Jean Yves Camus di Charlie Hebdo ha definito la legge “un placebo per combattere l’odio” e ha rilevato che “l’iper-focalizzazione sull’odio online” maschera il vero pericolo:

“Non è l’odio online che ha ucciso Ilan Halimi, Sarah Halimi, Mireille Knoll, le vittime del Bataclan, dell’Hyper Cacher e di Charlie; è un’ideologia chiamata antisemitismo e/o islamismo. (…) Chi stabilisce cos’è l’odio e la sua [differenza dalla] critica? Un vaso di Pandora è stato appena aperto. (…) C’è il rischio di una marcia lenta ma inesorabile verso un linguaggio digitale iper-normativizzato dalla correttezza politica, come definito dalle minoranze attive”.

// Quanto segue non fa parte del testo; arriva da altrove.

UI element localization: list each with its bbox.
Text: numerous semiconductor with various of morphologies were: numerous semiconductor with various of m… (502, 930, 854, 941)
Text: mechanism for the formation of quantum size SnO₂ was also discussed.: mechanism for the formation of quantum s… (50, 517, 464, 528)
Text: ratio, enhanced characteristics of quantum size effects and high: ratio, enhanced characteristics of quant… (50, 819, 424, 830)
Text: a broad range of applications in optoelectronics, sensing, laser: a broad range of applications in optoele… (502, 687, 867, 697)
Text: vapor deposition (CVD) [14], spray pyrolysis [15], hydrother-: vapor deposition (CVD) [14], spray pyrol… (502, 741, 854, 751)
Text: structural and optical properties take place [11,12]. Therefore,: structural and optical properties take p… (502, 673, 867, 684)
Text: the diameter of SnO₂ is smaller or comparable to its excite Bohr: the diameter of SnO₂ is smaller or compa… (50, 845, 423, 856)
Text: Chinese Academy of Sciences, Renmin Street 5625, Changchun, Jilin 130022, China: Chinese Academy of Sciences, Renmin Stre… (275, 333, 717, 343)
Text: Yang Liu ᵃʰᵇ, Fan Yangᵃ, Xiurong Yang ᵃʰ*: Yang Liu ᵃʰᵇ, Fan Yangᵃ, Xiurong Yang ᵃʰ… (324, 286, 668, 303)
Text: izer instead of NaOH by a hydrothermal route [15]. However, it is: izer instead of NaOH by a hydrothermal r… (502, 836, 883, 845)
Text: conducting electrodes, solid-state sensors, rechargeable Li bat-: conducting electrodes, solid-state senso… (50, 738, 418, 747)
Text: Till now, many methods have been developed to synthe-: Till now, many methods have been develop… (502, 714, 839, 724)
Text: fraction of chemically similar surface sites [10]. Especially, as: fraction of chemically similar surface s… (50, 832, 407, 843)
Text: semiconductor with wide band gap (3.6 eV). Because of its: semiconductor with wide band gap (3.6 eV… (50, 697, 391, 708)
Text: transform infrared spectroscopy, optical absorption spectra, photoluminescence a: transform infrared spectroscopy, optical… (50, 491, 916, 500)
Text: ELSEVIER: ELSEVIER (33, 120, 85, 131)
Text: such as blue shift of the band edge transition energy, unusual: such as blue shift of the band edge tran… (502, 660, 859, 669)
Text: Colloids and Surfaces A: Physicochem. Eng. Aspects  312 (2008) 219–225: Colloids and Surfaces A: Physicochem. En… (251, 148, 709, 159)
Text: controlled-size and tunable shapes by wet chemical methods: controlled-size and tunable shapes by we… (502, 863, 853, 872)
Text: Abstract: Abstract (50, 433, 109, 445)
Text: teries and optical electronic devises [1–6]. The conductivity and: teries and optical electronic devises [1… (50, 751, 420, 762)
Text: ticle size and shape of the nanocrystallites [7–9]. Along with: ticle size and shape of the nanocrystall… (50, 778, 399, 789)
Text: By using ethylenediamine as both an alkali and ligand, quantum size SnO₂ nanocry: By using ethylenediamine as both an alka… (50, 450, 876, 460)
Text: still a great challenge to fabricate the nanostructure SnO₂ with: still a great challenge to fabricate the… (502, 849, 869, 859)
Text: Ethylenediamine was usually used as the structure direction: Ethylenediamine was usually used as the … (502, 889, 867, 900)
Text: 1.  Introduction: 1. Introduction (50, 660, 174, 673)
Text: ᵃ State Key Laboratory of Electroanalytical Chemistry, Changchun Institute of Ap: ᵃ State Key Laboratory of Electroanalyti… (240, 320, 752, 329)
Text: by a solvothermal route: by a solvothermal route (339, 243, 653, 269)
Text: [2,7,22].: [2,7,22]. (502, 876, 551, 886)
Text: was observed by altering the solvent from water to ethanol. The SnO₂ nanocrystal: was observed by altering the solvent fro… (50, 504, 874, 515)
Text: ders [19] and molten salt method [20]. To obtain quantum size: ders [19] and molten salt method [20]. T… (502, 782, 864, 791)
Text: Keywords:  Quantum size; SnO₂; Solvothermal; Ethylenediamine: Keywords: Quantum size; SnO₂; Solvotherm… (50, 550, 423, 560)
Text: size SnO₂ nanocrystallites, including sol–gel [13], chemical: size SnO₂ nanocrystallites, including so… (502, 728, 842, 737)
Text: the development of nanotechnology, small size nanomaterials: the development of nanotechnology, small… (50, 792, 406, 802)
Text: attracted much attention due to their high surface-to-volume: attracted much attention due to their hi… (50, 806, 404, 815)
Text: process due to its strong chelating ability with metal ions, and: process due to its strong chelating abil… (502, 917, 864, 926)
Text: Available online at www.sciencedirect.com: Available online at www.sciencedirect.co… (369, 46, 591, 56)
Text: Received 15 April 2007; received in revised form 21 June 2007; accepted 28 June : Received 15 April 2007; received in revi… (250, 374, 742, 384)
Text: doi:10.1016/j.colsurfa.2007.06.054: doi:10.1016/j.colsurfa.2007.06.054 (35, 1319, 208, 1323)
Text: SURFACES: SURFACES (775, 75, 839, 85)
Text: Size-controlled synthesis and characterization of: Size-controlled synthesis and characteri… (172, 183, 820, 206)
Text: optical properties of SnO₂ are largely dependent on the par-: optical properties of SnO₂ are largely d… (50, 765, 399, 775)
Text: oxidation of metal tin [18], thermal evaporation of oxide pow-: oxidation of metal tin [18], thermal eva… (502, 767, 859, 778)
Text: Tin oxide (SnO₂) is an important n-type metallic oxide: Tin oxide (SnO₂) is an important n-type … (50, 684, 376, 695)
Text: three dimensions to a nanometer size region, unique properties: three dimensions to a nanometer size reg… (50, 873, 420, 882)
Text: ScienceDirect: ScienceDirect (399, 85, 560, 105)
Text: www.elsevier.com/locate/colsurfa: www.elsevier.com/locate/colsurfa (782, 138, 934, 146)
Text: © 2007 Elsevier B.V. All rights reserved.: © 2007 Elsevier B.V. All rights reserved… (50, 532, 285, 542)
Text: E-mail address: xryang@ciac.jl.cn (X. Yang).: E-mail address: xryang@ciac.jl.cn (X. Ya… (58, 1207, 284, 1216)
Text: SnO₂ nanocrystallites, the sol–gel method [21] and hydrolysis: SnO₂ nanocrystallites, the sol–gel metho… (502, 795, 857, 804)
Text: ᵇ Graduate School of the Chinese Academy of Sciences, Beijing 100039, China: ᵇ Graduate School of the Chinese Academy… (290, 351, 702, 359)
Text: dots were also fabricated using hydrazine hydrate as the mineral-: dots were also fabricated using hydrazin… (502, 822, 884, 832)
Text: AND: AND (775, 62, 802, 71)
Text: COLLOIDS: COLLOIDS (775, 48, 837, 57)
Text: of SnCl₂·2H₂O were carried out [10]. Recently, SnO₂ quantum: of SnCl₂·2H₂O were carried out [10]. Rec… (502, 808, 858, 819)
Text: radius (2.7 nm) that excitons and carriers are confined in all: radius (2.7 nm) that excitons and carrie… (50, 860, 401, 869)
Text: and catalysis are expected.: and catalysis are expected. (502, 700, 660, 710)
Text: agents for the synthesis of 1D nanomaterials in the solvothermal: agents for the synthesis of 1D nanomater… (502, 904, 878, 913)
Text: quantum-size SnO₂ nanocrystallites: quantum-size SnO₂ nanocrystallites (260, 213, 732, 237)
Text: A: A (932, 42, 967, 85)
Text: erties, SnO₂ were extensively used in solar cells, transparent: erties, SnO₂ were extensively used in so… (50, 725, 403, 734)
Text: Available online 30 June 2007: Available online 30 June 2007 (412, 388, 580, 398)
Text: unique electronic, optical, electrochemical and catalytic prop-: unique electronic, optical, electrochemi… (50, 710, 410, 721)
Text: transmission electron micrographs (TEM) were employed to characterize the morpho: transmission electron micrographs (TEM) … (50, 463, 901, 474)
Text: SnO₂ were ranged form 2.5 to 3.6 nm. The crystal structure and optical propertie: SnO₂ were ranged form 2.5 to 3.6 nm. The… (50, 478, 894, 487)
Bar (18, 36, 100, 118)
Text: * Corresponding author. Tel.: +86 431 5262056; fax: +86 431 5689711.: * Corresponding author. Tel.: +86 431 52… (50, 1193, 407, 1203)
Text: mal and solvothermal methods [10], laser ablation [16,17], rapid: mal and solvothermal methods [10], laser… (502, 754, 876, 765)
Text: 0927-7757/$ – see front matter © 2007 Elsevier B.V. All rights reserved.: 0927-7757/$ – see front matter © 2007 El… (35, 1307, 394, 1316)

“Cos’è l’odio?” si è chiesto retoricamente lo scrittore francese Éric Zemmour. “Non lo sappiamo! Si ha il diritto di non amare (…) si ha il diritto di amare, si ha il diritto di odiare. È un sentimento. (…) Non deve essere perseguito, non deve essere legiferato”.

Tuttavia, questo è ciò che fanno le leggi finalizzate a contrastare i discorsi di incitamento all’odio, sia nella sfera digitale sia in quella non digitale. Chiedere alle aziende private – o al governo – di agire come polizia del pensiero è fuori luogo in uno Stato che afferma di rispettare lo Stato di diritto democratico.

Purtroppo, la domanda da porsi non è se la Francia sarà l’ultimo Paese europeo a introdurre tali leggi sulla censura, ma quali altri Paesi saranno i prossimi a farlo.

Judith Bergman è avvocato, editorialista e analista politica. È Distinguished Senior Fellow presso il Gatestone Institute.